Warum ist „Kulinarisches“ ein großes Thema in einem sozialen Verein, wie dem Stadtteilzentrum Steglitz e.V.? Neben dieser Frage überlegen Sie sich vielleicht auch, warum sich eine komplette Ausgabe der Stadtteilzeitung damit beschäftigt. Ganz einfach: Weil Essen und Trinken, Leib und Seele zusammen hält, wie uns der geflügelte Satz vermittelt. Essen und Trinken spielt immer dort eine Rolle, wo mehr als zwei Menschen zusammentreffen und gemeinsame Zeit verbringen.

In erster Linie dient die Nahrungsaufnahme dem Erhalt und der Pflege des Körpers, der Nährstoffe und Brennwerte benötigt um existieren zu können. In zweiter Linie ist Essen immer verbunden mit sozialer Interaktion. Menschen tun etwas gemeinsam, haben ein gemeinsames Anliegen, ein gemeinsames Ziel – einen satten Körper zu schaffen um so auch das Gemüt in einen zufriedenen Zustand zu versetzen. In allen Einrichtungen des freien Trägers, der von der Kindertagesstätte über Kinder- und Jugendhäuser, Nachbarschaftseinrichtungen bis zum Seniorenzentrum, alle Altersgruppen im Blickpunkt hat, spielt Essen und Trinken, nicht die zentrale, aber eine wichtige Rolle.

In den Kindertagesstätten beginnt der Kita-Tag mit dem gemeinsamen Frühstück. Gemeinsames Essen vermittelt eine gemütliche Atmosphäre, die Kinder können zur Ruhe kommen, vom Vortag erzählen und meist gibt es einen Ausblick auf den beginnenden Tag. Hinter der gemütlichen Frühstücksrunde steht ein komplexer Arbeitsablauf. Das Frühstück muss organisiert werden, Absprachen mit den Kita-Eltern getroffen, Organisatorisches geregelt werden. Die Kinder bekommen von all den Hintergründen nichts mit. Für sie steht die Gemeinsamkeit im Vordergrund. Dabei lernen sie viele soziale Aspekte, wie Tischmanieren, Rücksichtnahme, den Umgang mit Mengen, gemeinsames Auf- und Abdecken und vieles mehr. Und wenn es nur das einfache „Mit vollem Mund spricht an nicht!“ ist, gemeinsames Essen bedeutet bei Kindern immer Vertrautheit zu schaffen sowie einen sorgsamen Umgang mit diesem zentralen Lebensthema zu erlernen. Das gleiche gilt für die Mittagssituation. Auch hier kommen alle zusammen, erleben Gemeinsamkeit, Gespräch und eine Unterbrechung des Tagesablaufes.

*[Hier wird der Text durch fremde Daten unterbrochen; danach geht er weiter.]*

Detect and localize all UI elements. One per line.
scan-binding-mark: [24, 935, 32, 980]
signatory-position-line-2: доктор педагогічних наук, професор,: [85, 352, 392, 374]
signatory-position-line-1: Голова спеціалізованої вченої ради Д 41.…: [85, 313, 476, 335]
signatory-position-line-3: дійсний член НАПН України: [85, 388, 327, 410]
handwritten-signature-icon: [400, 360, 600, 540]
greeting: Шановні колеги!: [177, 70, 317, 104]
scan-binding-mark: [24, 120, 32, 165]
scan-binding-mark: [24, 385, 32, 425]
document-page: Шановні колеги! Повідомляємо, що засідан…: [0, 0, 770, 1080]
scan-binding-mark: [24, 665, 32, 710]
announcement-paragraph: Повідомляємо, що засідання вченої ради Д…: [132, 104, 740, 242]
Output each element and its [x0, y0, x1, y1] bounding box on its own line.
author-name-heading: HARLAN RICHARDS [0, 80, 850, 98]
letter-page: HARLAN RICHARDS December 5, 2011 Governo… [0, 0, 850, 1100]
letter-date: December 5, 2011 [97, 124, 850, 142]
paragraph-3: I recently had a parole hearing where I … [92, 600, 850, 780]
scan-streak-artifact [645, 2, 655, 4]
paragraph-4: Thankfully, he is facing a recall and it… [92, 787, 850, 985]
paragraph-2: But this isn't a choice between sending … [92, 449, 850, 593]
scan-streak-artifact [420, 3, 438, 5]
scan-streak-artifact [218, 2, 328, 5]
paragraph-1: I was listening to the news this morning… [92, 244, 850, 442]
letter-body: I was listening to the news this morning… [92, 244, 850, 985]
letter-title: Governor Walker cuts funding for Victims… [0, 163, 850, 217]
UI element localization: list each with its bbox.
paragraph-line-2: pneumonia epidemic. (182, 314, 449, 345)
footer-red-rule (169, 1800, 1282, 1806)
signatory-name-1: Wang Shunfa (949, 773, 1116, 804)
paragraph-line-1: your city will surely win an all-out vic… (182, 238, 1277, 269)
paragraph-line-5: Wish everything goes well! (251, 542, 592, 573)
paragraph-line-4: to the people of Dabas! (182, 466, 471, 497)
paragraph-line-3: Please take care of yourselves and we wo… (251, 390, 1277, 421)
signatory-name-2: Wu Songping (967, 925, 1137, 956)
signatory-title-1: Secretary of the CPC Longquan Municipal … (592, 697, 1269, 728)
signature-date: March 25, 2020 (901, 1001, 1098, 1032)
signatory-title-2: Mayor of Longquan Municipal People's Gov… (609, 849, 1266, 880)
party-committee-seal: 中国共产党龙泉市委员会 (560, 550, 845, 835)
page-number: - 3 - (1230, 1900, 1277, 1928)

In allen schulischen Einrichtungen, Ergänzende Förderungen und Betreuung kurz EFöB oder Schülerclub genannt, gilt das gleiche. Die Kinder kommen nach dem Schultag in die Einrichtungen und überbrücken die Zeit zwischen Schule und Zuhause. Zu Beginn steht das gemeinsame Essen. In diesen Einrichtungen ist meist ein komplexerer Organisationsaufwand zu bewerkstelligen. Die Klassen müssen mit den Essenzeiten koordiniert werden, der Grad zwischen nährstoffreichem, gesundem Essen und dem Kostenaufwand sinnvoll gestaltet werden und zudem soll das Essen den Kindern schmecken, Spaß machen und auch hier Gemeinschaft fördern.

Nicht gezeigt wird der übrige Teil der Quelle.